Sleeping on mattresses on the ground and protected from the sun only by plastic tarpaulins, the group did not have enough drinking water to quench their thirst, though temperatures can reach 50C in the Chaco. The workers were also in debt to pay for food from the recruiters. In an attempt to save money, they even went without dinner.

The inspection was carried out by the public prosecutor’s office after they received a complaint. “The situation needs to be under much stricter control,” says Teresa Martínez, Paraguay’s public prosecutor.

“If it’s not watched, these things will continue to happen. In this case, we went because they asked for help. But we have a problem: the inspectors cannot enter without a warrant. And for us to get this warrant, we need to intervene [through the courts].”

Separately, an investigation by NGO Reporter Brasil and the Guardian found that the same farm, Estancia Ruroka, was linked to supplying some of the world’s largest car firms — BMW, Citroën, Peugeot, and Renault — with leather. They were sold leather via Cencoprod, a company run by the three Mennonite cooperatives that dominate the economy of the Chaco. One of these cooperatives, Chortitzer, counts the farmer convicted of trafficking as one of their associates.
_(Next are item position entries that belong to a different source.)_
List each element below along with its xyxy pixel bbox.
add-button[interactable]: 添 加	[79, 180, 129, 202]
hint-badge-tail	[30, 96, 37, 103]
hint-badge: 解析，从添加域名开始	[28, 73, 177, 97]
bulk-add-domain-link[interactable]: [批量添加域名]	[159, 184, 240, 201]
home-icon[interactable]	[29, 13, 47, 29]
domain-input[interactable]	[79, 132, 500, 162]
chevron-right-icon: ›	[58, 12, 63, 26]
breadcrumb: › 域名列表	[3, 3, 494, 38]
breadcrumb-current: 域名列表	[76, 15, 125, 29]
BMW said it was unaware of the trafficking conviction, but confirmed that one of its leather suppliers purchased materials from Cencoprod. “In cases like this, we conduct an investigation with our direct supplier to check the facts,” said a BMW representative.

With European firms relying heavily on Paraguayan leather — Italy alone imported hundreds of tons last year — it is high time to stop ignoring labor abuses at the bottom of their supply chains. While the Chaco region is under-regulated, the risk of forced labor cannot be swept under the rug.